One suit might have gone differently 15 years ago if there were a clear right to travel. It was brought by a man named Jonathan Corbett who was confident that the strip-search machines (“millimeter wave” and “backscatter,” technically, “Advanced Imaging Technology” to the Transportation Security Administration [TSA]) were highly susceptible to evasion. If they don’t even secure, the creation of a nude body image of each traveler for TSA personnel to review (which they originally did) was not a reasonable search under the Fourth Amendment. His case was thrown out.
Chairman Paul was not fond of strip-search machines when they came out, either. I remember, but I can’t confirm, him asking then of the prison-style search pose people must take in such machines, “Is that the stance of a free man?” At the hearing, referencing the continuing lack of disclosure about them, Paul ruminated on some of the issues with these “whirligig machines” starting at 1:27:20.
It took extraordinary effort by several groups to get the TSA to follow the law when it introduced those machines. Along with arguing to TSA that those machines do not pass muster in terms of risk management, I sought the declassification of a study that allegedly showed that they would be good for throughput at airports. That’s part of the cost-benefit calculation, how long security procedures delay millions of travelers per year, which can really add up. Delays and discomforts cost lives by pushing people to drive, where deaths are far more common than in air travel.
In April 2018, I filed a challenge to the classification of the TSA’s throughput study with the Interagency Security Classification Appeals Panel (ISCAP) at the National Archives and Records Administration. In February 2024—almost six years later—I won. When I received the email saying so, I didn’t remember what it was about.

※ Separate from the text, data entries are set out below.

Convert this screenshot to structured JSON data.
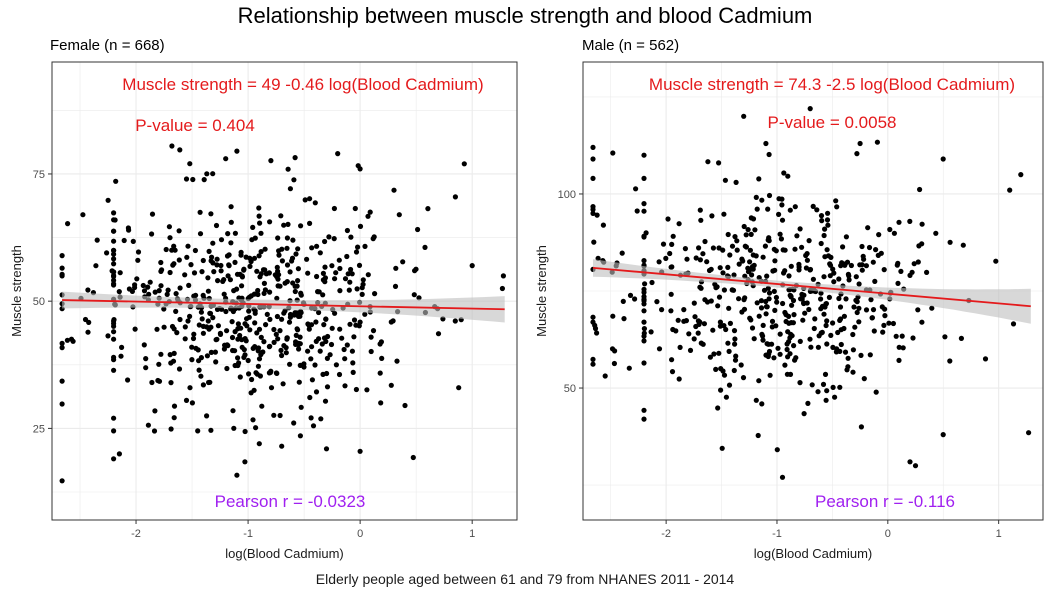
{
  "title": "Relationship between muscle strength and blood Cadmium",
  "caption": "Elderly people aged between 61 and 79 from NHANES 2011 - 2014",
  "colors": {
    "point": "#000000",
    "fit_line": "#e41a1c",
    "confidence_band": "#bebebe",
    "grid": "#ebebeb",
    "equation": "#e41a1c",
    "pearson": "#a020f0"
  },
  "chart_data": [
    {
      "type": "scatter",
      "panel_title": "Female (n = 668)",
      "xlabel": "log(Blood Cadmium)",
      "ylabel": "Muscle strength",
      "xlim": [
        -2.75,
        1.4
      ],
      "ylim": [
        7,
        97
      ],
      "x_ticks": [
        -2,
        -1,
        0,
        1
      ],
      "x_tick_labels": [
        "-2",
        "-1",
        "0",
        "1"
      ],
      "y_ticks": [
        25,
        50,
        75
      ],
      "y_tick_labels": [
        "25",
        "50",
        "75"
      ],
      "grid": true,
      "fit": {
        "intercept": 49,
        "slope": -0.46,
        "x_range": [
          -2.66,
          1.29
        ],
        "ci_at_ends": [
          2.2,
          2.6
        ]
      },
      "equation": "Muscle strength =  49 -0.46 log(Blood Cadmium)",
      "p_value": "P-value = 0.404",
      "pearson": "Pearson r =  -0.0323",
      "point_cloud": {
        "n": 668,
        "x_center": -0.95,
        "x_sd": 0.72,
        "y_center": 49,
        "y_sd": 10.5,
        "x_min": -2.66,
        "x_max": 1.29,
        "y_min": 15,
        "y_max": 80,
        "seed": 11
      },
      "points": [
        [
          -2.66,
          14.7
        ],
        [
          -2.66,
          29.8
        ],
        [
          -2.66,
          41.7
        ],
        [
          -2.66,
          49.5
        ],
        [
          -2.66,
          56.5
        ],
        [
          -2.2,
          24.5
        ],
        [
          -2.2,
          27
        ],
        [
          -2.2,
          38.5
        ],
        [
          -2.2,
          44
        ],
        [
          -2.2,
          60
        ],
        [
          -2.2,
          66
        ],
        [
          -1.68,
          80.5
        ],
        [
          -1.55,
          74
        ],
        [
          -1.55,
          30.5
        ],
        [
          -1.45,
          24.5
        ],
        [
          -1.2,
          78
        ],
        [
          -1.1,
          79.5
        ],
        [
          -1.1,
          15.8
        ],
        [
          -0.9,
          22
        ],
        [
          -0.7,
          21.5
        ],
        [
          -0.3,
          21
        ],
        [
          -0.2,
          79
        ],
        [
          0.0,
          76
        ],
        [
          0.0,
          20.5
        ],
        [
          0.35,
          67
        ],
        [
          0.4,
          29.5
        ],
        [
          0.85,
          70.5
        ],
        [
          0.93,
          77
        ],
        [
          0.88,
          33
        ],
        [
          1.27,
          52.5
        ],
        [
          1.0,
          57
        ],
        [
          -0.05,
          46.3
        ],
        [
          -1.4,
          58
        ],
        [
          -0.6,
          62
        ],
        [
          -0.8,
          36
        ]
      ]
    },
    {
      "type": "scatter",
      "panel_title": "Male (n = 562)",
      "xlabel": "log(Blood Cadmium)",
      "ylabel": "Muscle strength",
      "xlim": [
        -2.75,
        1.4
      ],
      "ylim": [
        16,
        134
      ],
      "x_ticks": [
        -2,
        -1,
        0,
        1
      ],
      "x_tick_labels": [
        "-2",
        "-1",
        "0",
        "1"
      ],
      "y_ticks": [
        50,
        100
      ],
      "y_tick_labels": [
        "50",
        "100"
      ],
      "grid": true,
      "fit": {
        "intercept": 74.3,
        "slope": -2.5,
        "x_range": [
          -2.66,
          1.29
        ],
        "ci_at_ends": [
          3.5,
          4.5
        ]
      },
      "equation": "Muscle strength =  74.3 -2.5 log(Blood Cadmium)",
      "p_value": "P-value = 0.0058",
      "pearson": "Pearson r =  -0.116",
      "point_cloud": {
        "n": 562,
        "x_center": -1.0,
        "x_sd": 0.72,
        "y_center": 75,
        "y_sd": 13.5,
        "x_min": -2.66,
        "x_max": 1.29,
        "y_min": 28,
        "y_max": 120,
        "seed": 29
      },
      "points": [
        [
          -2.66,
          112
        ],
        [
          -2.66,
          109
        ],
        [
          -2.66,
          104
        ],
        [
          -2.66,
          96
        ],
        [
          -2.66,
          95
        ],
        [
          -2.66,
          67
        ],
        [
          -2.2,
          110
        ],
        [
          -2.2,
          104
        ],
        [
          -2.2,
          42
        ],
        [
          -1.3,
          120
        ],
        [
          -1.1,
          113
        ],
        [
          -0.95,
          27
        ],
        [
          -0.25,
          113
        ],
        [
          0.25,
          30
        ],
        [
          0.2,
          31
        ],
        [
          0.5,
          109
        ],
        [
          0.5,
          38
        ],
        [
          1.2,
          105
        ],
        [
          1.27,
          38.5
        ],
        [
          1.1,
          101
        ],
        [
          -1.95,
          87
        ],
        [
          -0.7,
          122
        ]
      ]
    }
  ]
}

ISCAP’s ruling was “DECLASSIFY IN FULL,” but it doesn’t review withholding under the statutory authority of the TSA, so the document remains heavily redacted.
That’s secrecy at work: Waiting out members of the public who wish to oversee their government and then untangling only a small part of the Gordian Knot.
In the ancient legend, the Gordian Knot was tied to a chariot. By cutting it, Alexander the Great earned the right to rule all of Asia. Today it’s tied to a plane. If Chairman Paul can cut through it, he can get something better: the legacy of bequeathing to a great people their freedom to travel.